Owning one of the new high technology certified wood stove will defiantly be an advantage as the certified wood stove have a much superior air control for regulating the burn and also will increase the efficiency of the wood stove by 20 to 30% on any type of wood.  As well as allowing the wood stove to create less creosote in the chimney, as the particles that create the creosote are more thoroughly burned before exhausting up the chimney.
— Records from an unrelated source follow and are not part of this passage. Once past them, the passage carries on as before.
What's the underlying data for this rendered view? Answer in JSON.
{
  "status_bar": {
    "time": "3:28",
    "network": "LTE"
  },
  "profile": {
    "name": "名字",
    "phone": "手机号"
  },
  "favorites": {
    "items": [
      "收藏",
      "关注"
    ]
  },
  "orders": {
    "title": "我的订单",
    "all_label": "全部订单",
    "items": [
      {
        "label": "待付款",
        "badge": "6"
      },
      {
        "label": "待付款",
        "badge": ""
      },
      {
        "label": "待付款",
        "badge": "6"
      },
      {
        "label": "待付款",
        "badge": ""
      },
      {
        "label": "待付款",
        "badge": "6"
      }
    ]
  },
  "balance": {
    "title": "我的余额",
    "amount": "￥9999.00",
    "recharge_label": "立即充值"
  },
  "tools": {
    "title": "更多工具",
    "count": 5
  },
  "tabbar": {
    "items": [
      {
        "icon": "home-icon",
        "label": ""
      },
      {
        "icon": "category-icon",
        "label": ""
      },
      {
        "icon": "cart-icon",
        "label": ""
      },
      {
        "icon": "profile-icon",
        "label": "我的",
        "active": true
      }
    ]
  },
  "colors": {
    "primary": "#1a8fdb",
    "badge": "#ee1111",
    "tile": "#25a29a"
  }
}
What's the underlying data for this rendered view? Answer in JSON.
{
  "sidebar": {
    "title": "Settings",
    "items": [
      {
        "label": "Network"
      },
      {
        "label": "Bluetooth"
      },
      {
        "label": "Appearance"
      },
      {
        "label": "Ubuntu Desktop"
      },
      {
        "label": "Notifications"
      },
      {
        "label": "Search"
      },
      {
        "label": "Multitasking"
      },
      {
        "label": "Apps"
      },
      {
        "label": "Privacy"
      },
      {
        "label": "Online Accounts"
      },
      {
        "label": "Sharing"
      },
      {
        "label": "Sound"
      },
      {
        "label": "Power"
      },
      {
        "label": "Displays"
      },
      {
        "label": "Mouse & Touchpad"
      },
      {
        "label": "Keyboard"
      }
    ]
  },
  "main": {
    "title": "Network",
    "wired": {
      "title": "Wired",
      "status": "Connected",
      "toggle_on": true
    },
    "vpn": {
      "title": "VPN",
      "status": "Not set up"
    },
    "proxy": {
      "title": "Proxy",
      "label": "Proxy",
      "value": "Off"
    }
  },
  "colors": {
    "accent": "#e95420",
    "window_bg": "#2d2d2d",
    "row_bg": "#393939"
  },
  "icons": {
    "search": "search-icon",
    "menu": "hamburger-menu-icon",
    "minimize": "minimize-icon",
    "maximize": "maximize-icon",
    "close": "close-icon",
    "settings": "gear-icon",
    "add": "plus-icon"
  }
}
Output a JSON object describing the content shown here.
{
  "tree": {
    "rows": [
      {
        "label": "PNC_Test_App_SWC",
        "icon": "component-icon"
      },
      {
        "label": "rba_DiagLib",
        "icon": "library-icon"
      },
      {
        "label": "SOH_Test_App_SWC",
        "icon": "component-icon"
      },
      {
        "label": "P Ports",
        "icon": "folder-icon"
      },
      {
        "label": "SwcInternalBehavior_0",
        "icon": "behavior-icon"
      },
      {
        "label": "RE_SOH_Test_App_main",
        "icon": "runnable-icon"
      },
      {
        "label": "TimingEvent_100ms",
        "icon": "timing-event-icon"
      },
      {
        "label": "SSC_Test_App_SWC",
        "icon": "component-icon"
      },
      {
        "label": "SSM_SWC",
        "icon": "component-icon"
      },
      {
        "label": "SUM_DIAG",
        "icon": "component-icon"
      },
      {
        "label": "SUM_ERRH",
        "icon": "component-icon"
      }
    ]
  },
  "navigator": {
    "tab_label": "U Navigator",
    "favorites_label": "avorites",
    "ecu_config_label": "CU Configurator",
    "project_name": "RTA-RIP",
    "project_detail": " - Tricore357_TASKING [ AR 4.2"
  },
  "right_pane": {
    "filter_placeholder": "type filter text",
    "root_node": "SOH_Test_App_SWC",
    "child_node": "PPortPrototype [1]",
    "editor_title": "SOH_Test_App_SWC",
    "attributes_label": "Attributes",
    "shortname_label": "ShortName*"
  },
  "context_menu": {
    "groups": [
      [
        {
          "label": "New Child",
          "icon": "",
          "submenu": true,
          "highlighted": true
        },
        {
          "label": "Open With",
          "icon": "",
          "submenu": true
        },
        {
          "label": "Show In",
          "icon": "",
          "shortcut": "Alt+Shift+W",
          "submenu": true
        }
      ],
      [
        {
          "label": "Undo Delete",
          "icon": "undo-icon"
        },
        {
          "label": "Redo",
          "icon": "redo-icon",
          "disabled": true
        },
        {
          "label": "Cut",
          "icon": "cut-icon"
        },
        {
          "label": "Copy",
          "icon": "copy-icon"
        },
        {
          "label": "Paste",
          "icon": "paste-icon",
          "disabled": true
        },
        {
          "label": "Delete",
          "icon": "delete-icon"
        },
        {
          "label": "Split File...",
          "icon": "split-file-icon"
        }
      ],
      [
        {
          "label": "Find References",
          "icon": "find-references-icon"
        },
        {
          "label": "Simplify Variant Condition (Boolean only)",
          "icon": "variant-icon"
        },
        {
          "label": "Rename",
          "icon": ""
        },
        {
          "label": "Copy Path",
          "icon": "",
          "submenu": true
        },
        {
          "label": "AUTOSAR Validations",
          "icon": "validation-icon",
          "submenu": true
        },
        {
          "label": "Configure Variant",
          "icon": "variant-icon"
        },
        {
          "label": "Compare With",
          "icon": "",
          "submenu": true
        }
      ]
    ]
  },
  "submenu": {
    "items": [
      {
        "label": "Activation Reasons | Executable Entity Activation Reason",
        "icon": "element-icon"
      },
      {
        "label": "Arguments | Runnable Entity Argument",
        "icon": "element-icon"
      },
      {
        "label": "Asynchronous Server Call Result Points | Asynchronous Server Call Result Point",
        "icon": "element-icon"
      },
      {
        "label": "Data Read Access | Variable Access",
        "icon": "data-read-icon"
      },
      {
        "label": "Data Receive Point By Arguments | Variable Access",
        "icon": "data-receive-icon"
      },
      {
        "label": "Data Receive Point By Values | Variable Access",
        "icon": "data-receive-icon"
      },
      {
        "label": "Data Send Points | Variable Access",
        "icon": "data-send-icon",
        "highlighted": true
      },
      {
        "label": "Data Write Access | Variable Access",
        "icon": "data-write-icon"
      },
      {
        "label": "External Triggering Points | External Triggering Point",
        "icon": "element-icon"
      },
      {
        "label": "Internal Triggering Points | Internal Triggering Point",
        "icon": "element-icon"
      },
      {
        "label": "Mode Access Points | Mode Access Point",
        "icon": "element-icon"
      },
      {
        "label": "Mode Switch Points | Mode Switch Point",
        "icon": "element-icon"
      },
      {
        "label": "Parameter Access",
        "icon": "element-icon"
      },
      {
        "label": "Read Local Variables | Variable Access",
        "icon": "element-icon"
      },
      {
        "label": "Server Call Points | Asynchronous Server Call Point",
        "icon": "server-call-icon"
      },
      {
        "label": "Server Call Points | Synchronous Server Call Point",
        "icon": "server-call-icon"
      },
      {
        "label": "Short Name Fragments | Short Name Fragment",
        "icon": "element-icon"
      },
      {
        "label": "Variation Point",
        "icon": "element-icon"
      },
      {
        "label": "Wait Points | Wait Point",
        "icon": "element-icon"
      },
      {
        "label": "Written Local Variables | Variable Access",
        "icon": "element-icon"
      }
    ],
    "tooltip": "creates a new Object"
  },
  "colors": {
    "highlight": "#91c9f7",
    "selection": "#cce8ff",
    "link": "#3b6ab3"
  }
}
The wood needs to be cut or purchased no later then the spring of the year you plan to burn the fuel. Fresh cut wood has a moisture content of 35 to 50%, which is not suitable for burning. To try to burn fresh cut wood is like pouring water on the fire. All the energy of the flame goes into drying out the moisture instead of producing heat. By cutting no later then the spring of the year that you want to use the fuel, this allows time for the drying process, if done correctly. Once the wood is cut and split, the wood needs to be stacked outdoors in long narrow row. There should be no areas that could restrict the summer sun from warming the wood and for the summer breezes from blowing the moisture away. The satisfactory moisture content for wood fuel is from 12 to 20%. After the wood has seasoned for the summer, it is time to move the wood into a dry shelter for those long winter days of burning. Try to bring in the house enough wood ahead of time. This would allow the wood to warm up to room temperature before you burn them. The warmer wood will burn more efficiently and improve the heat output from the fuel.